When your workers are putting things together as a cohesive unit, that usually means operations have greater flexibility. Think of it like the taut dancer as opposed to the bulbous desk pilot in the low-exercise job. The dancer is flexible because all her muscles work together in cohesion. Meanwhile, the office guy can’t keep his gut under a belt. IoT provides administratively organic means of harmonizing your workforce toward cohesive effectiveness.

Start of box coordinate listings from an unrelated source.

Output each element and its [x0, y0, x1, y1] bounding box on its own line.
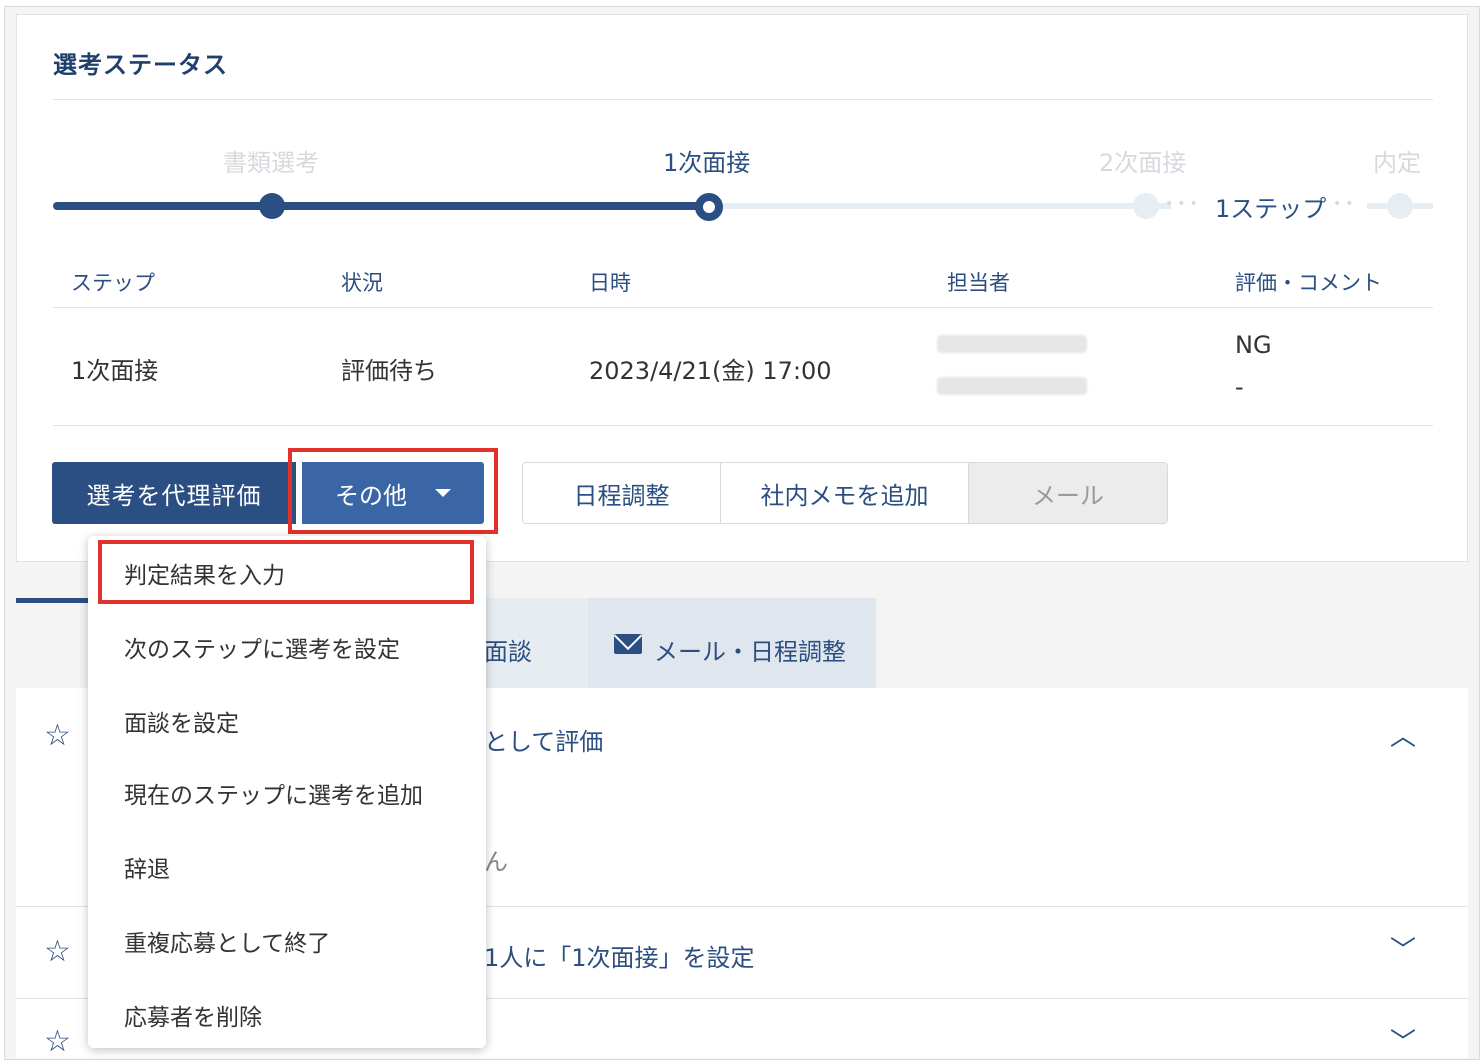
step-label-offer: 内定 — [1373, 149, 1421, 177]
row-divider — [53, 307, 1433, 308]
cell-datetime: 2023/4/21(金) 17:00 — [589, 357, 832, 385]
list-item-title: として評価 — [484, 728, 604, 756]
skip-label: 1ステップ — [1213, 189, 1329, 224]
mail-button[interactable]: メール — [969, 463, 1167, 523]
col-header-evaluation: 評価・コメント — [1235, 271, 1382, 295]
proxy-evaluate-button[interactable]: 選考を代理評価 — [52, 462, 296, 524]
step-node-future — [1133, 193, 1159, 219]
progress-track-rest — [709, 203, 1171, 209]
cell-step: 1次面接 — [71, 357, 159, 385]
menu-item-set-interview[interactable]: 面談を設定 — [124, 704, 239, 738]
step-node-done — [259, 193, 285, 219]
mail-label: メール — [1032, 481, 1104, 510]
assignee-blurred — [937, 377, 1087, 395]
step-label-second-interview: 2次面接 — [1099, 149, 1187, 177]
card-title: 選考ステータス — [53, 51, 228, 79]
cell-comment: - — [1235, 373, 1244, 401]
proxy-evaluate-label: 選考を代理評価 — [86, 481, 262, 510]
menu-item-set-next-step[interactable]: 次のステップに選考を設定 — [124, 630, 400, 664]
col-header-status: 状況 — [341, 271, 383, 295]
add-memo-label: 社内メモを追加 — [760, 481, 929, 510]
step-node-current — [695, 193, 723, 221]
step-node-offer — [1387, 193, 1413, 219]
row-divider — [53, 425, 1433, 426]
secondary-button-group: 日程調整 社内メモを追加 メール — [522, 462, 1168, 524]
cell-status: 評価待ち — [341, 357, 437, 385]
highlight-box — [288, 448, 498, 534]
cell-evaluation: NG — [1235, 331, 1272, 359]
col-header-assignee: 担当者 — [947, 271, 1010, 295]
add-memo-button[interactable]: 社内メモを追加 — [721, 463, 969, 523]
progress-track-active — [53, 202, 709, 210]
menu-item-decline[interactable]: 辞退 — [124, 850, 170, 884]
menu-item-delete-applicant[interactable]: 応募者を削除 — [124, 998, 262, 1032]
active-tab-indicator — [16, 598, 96, 603]
list-item-sub: ん — [484, 848, 508, 876]
chevron-down-icon[interactable]: ﹀ — [1390, 930, 1416, 967]
divider — [53, 99, 1433, 100]
step-label-document: 書類選考 — [223, 149, 319, 177]
menu-item-add-to-current-step[interactable]: 現在のステップに選考を追加 — [124, 776, 423, 810]
other-dropdown-menu: 判定結果を入力 次のステップに選考を設定 面談を設定 現在のステップに選考を追加… — [88, 536, 486, 1048]
chevron-down-icon[interactable]: ﹀ — [1390, 1022, 1416, 1059]
list-item-title: 1人に「1次面接」を設定 — [484, 944, 755, 972]
skip-dots: ••• — [1165, 196, 1202, 212]
schedule-label: 日程調整 — [573, 481, 670, 510]
skip-dots: •• — [1333, 196, 1358, 212]
col-header-step: ステップ — [71, 271, 155, 295]
schedule-button[interactable]: 日程調整 — [523, 463, 721, 523]
menu-item-end-as-duplicate[interactable]: 重複応募として終了 — [124, 924, 330, 958]
highlight-box — [98, 540, 474, 604]
star-icon: ☆ — [44, 934, 71, 969]
star-icon: ☆ — [44, 718, 71, 753]
tab-mail-schedule-label: メール・日程調整 — [654, 638, 846, 666]
step-label-first-interview: 1次面接 — [663, 149, 751, 177]
tab-interview-label[interactable]: 面談 — [484, 632, 532, 667]
mail-icon — [614, 634, 642, 654]
col-header-datetime: 日時 — [589, 271, 631, 295]
star-icon: ☆ — [44, 1024, 71, 1059]
assignee-blurred — [937, 335, 1087, 353]
chevron-up-icon[interactable]: ︿ — [1390, 716, 1416, 753]
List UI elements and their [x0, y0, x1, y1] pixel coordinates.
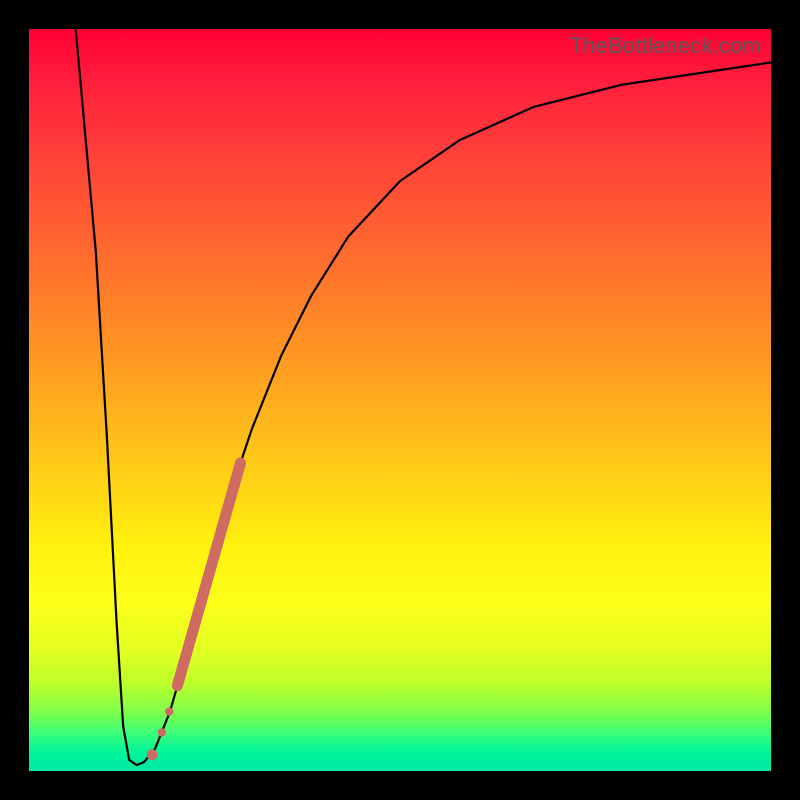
highlight-dot — [158, 728, 166, 736]
highlight-dot — [147, 749, 158, 760]
chart-container: TheBottleneck.com — [0, 0, 800, 800]
highlight-dots — [147, 707, 174, 760]
highlight-segment — [177, 463, 240, 686]
plot-area: TheBottleneck.com — [29, 29, 771, 771]
bottleneck-curve — [76, 29, 771, 765]
highlight-dot — [165, 707, 173, 715]
chart-svg — [29, 29, 771, 771]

Making Your Operation More Flexible

It’s hard to overstate how important it is for you to be as flexible as possible on your work-site. The more flexible you are, the greater your ability to get jobs done on time and under budget. It’s like the dancer on a mountain trail as opposed to Milton from Office Space.

Today there are many options available to stimulate operational flexibility, and enterprising construction contracting agencies are looking into them; to be competitive, you probably should too.